10. The electronic apparatus according to claim 1, wherein at least one of the walls is a frame or a shielding plate, having a plate-like shape and attached to the case.

11. An electronic apparatus comprising:

a case containing a heat-generative part;

a fan for producing a flow of the cooling medium in the passage; and

a circuit board serving as one of the walls and disposed with a heat-generative part mounted thereon such that at least part of the heat-generating part lies in the passage;

12. The electronic apparatus according to claim 11, wherein the circuit board serves as the wall defining a top of the passage, said apparatus further comprising:

a heatsink with fins disposed in the passage; and

an elastic member interposed between the wall defining a bottom of the passage and the fins of the heatsink, the elastic member having a elasicity in a direction perpendicular to the wall defining a bottom of the passage;

wherein when the circuit board is attached to the walls defining sides of the passage, the heatsink is pressed and held vertically against the heat-generative part.

13. The electronic apparatus according to claim 11, wherein part of the walls consist of a covering member attached to the circuit board and surrounding the heat-generative part,

and wherein the covering member is provided with a protuberance formed integrally with the covering member and connected to the heat-generative part, and the protuberance is provided with cavities therein serving as the passage.

14. An electronic apparatus comprising:

a first case containing a heat-generative part;

a second case connected to the first case;

a joint structure connecting together the first and the second case so that the first and the second case are able to turn relative to each other about a predetermined axis;

a heat radiating means provided at the second case; and

a hinge joint serving as at least part of the joint structure and being capable of transmitting heat, and the hinge joint having a bearing member thermally connected to one of both of the heat radiating means and the heat-generative part, and a heat transfer member having one side provided with a pivotal member pivotally fitted in the bearing member and the other side thermally connected to the other of both of the heat radiating means or the heat-generative part.

15. The electronic apparatus according to claim 14, wherein the pivotal member of the heat transfer member is provided with means for increasing area of heat transfer between the pivotal member and the bearing member.

16. The electronic apparatus according to claim 15, wherein the heat transfer member is a heat pipe, the heat transfer area increasing means is a cylindrical sleeve, the pivotal member included in the heat pipe is fitted in the sleeve, and the sleeve is supported on the bearing member.

17. The electronic apparatus according to claim 14, wherein the heat-generative part is an electronic part such as a micro process unit or a multi-chip module, having a cap fixed to the first case, and the bearing member is formed integrally with the cap.

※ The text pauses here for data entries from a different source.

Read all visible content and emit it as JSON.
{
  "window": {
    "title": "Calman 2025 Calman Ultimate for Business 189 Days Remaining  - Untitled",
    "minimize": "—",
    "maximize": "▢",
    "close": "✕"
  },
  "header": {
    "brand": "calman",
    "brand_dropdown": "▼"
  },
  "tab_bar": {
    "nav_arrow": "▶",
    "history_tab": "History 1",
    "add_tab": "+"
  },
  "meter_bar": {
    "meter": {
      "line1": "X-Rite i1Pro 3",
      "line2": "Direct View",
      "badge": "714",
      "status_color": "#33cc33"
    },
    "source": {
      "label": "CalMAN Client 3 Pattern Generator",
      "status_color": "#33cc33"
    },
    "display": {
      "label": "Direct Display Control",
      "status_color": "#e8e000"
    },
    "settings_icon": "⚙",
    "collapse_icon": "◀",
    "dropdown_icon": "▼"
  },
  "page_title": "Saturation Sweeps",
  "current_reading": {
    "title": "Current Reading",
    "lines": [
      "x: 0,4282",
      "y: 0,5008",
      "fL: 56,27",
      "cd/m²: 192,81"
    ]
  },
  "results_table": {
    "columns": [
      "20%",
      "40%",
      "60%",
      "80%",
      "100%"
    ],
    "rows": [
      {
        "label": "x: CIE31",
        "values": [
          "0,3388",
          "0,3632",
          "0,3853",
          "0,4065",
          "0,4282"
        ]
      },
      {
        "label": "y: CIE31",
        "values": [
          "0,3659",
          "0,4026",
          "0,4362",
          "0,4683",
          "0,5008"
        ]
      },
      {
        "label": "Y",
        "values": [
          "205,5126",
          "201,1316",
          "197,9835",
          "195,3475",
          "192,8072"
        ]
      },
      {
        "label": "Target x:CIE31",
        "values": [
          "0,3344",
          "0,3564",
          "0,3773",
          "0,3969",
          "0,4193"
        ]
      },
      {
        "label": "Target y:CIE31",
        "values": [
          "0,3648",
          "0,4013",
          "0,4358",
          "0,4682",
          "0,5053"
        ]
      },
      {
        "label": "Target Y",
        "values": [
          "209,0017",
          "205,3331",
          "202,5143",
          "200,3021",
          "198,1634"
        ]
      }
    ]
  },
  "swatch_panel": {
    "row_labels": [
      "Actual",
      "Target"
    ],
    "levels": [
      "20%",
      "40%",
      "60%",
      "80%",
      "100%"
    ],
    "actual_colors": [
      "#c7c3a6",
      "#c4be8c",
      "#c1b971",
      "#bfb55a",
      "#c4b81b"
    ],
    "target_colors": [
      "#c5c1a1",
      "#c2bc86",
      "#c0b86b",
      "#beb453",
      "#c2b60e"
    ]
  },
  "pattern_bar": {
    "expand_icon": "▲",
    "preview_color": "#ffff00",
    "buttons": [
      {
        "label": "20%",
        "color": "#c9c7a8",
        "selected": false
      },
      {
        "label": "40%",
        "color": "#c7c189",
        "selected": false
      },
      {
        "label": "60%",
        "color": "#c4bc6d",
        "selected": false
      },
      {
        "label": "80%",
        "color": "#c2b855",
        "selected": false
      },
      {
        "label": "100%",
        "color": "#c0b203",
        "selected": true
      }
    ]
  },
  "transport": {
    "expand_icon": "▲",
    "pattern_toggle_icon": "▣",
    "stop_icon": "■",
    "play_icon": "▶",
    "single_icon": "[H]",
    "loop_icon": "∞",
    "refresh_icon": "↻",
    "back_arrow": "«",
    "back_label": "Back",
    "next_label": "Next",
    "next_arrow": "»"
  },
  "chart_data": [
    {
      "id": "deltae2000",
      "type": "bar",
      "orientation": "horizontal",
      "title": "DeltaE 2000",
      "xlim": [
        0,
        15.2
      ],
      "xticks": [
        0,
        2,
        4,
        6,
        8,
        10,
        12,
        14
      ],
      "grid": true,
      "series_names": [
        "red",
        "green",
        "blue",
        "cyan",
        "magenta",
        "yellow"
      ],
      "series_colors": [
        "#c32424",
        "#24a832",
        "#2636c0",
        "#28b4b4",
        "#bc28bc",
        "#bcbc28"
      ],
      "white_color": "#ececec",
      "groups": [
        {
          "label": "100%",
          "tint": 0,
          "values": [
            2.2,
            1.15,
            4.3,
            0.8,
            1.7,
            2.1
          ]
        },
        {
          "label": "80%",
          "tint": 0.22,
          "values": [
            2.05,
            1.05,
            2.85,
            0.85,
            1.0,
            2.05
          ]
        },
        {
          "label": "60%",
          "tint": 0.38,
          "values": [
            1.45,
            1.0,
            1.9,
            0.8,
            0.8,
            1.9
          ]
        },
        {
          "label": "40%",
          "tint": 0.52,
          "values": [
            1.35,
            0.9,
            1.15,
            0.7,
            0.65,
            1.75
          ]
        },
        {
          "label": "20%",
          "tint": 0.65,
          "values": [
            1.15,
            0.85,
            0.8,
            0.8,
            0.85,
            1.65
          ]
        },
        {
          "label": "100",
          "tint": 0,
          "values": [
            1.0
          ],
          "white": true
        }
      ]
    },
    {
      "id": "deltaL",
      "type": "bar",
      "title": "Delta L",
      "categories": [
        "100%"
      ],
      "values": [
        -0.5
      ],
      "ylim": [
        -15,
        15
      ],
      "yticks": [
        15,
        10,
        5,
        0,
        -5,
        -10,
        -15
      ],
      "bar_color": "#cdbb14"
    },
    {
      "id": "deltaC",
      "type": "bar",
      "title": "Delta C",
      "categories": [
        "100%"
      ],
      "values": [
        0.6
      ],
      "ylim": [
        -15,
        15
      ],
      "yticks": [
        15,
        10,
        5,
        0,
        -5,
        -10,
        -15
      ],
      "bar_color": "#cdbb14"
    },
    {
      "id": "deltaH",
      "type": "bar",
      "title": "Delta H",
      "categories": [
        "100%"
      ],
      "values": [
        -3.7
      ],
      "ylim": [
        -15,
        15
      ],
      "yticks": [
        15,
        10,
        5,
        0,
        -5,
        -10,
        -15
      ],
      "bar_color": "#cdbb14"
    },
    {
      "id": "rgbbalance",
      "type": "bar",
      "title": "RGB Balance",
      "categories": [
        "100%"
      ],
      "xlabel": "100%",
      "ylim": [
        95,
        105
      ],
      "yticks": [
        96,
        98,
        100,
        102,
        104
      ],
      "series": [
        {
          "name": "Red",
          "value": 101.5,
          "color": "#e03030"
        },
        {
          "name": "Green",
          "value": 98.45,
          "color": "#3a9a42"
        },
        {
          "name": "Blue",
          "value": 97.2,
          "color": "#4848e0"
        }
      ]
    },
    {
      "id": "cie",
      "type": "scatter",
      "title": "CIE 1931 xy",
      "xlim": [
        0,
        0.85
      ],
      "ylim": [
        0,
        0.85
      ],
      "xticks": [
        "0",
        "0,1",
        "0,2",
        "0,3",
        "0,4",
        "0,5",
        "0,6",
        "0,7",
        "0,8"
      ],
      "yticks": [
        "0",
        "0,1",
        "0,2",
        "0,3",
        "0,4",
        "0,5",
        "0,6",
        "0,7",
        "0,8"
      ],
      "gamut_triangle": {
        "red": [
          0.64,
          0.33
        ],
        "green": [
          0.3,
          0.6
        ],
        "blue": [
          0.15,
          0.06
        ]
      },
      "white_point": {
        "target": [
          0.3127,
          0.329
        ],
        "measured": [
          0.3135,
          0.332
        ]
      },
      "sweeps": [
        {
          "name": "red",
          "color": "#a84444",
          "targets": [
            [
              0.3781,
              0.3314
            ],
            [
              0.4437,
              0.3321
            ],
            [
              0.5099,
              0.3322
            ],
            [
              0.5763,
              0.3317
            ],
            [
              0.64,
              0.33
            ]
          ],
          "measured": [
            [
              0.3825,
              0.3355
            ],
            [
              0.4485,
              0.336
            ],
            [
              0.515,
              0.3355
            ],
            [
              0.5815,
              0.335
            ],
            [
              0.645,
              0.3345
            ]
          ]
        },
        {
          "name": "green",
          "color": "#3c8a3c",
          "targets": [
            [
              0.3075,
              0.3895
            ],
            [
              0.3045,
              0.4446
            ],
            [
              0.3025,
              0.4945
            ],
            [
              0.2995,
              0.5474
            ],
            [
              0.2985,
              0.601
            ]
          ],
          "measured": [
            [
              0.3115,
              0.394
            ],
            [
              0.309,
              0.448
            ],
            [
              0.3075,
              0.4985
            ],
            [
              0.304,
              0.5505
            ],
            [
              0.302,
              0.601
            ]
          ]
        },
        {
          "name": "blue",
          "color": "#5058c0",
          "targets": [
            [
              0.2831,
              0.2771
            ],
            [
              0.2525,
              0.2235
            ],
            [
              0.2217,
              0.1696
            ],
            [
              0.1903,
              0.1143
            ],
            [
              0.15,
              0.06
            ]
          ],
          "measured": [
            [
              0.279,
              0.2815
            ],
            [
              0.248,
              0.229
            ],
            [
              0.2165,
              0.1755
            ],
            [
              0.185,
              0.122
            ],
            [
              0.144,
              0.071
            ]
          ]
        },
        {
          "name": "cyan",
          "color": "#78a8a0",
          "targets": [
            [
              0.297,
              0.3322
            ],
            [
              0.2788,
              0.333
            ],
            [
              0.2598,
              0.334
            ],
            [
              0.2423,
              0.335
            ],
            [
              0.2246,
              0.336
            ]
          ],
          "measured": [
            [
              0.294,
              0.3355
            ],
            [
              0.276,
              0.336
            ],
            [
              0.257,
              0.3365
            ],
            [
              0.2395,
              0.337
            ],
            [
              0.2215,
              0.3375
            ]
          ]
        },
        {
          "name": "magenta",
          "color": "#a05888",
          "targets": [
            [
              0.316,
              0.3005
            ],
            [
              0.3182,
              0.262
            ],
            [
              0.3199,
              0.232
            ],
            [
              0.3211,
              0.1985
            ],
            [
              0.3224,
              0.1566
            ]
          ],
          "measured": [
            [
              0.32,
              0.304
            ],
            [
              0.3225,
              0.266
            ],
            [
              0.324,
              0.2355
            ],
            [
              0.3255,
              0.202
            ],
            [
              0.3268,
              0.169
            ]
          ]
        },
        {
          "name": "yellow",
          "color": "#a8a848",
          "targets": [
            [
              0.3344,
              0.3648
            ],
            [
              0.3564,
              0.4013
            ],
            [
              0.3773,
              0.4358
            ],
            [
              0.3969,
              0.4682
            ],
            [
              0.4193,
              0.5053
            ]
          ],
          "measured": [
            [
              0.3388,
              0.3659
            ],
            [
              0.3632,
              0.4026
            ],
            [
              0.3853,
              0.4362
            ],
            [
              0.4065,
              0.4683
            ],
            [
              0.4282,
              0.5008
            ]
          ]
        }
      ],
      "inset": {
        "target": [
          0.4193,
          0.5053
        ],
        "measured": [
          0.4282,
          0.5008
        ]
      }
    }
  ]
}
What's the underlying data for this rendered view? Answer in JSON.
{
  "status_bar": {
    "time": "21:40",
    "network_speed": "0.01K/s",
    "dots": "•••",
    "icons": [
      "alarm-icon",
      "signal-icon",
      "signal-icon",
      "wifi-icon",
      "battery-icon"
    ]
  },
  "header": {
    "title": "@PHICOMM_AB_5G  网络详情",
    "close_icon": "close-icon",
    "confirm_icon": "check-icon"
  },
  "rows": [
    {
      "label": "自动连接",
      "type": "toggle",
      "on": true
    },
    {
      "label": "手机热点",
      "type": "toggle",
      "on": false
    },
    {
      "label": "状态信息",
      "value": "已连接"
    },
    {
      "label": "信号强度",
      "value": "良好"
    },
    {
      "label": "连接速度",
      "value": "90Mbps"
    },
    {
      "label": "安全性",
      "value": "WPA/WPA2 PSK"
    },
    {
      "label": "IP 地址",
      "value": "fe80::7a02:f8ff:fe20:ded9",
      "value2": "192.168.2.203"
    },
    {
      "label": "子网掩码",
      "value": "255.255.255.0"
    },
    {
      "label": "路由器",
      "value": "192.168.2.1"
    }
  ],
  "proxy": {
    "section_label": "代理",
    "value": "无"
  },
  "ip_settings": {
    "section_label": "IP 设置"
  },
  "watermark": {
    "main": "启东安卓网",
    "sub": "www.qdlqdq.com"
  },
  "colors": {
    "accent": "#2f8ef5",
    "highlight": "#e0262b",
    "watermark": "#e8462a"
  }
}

18. The electronic apparatus according to claim 14 further comprising an additional hinge joint independent of the heat-conductive hinge joint and serving as part of the joint structure, the additional hinge joint having a bearing member fixed to one of both of the first and second cases and a pivotal member fixed to the other of both of the first and second cases,

wherein a class of a fit in which the pivotal member is fitted in the bearing member in the heat-conductive hinge joint is lower than that of a fit in which the pivotal member is fitted in the bearing member in the additional hinge joint.

19. An electronic apparatus comprising:

a first case containing a heat-generative part;

a second case connected to the first case;

a joint structure joining together the first and the second case so that the first and the second case are able to turn relative to each other about a predetermined axis;

a heat radiating means provided at the second case; and

a heat transfer member having opposite ends thermally connected respectively to the heat-generative part and the heat radiating means, the heat transfer member including a flexible section having a flexibility so as not to obstruct the turning of the first and the second case relative to each other.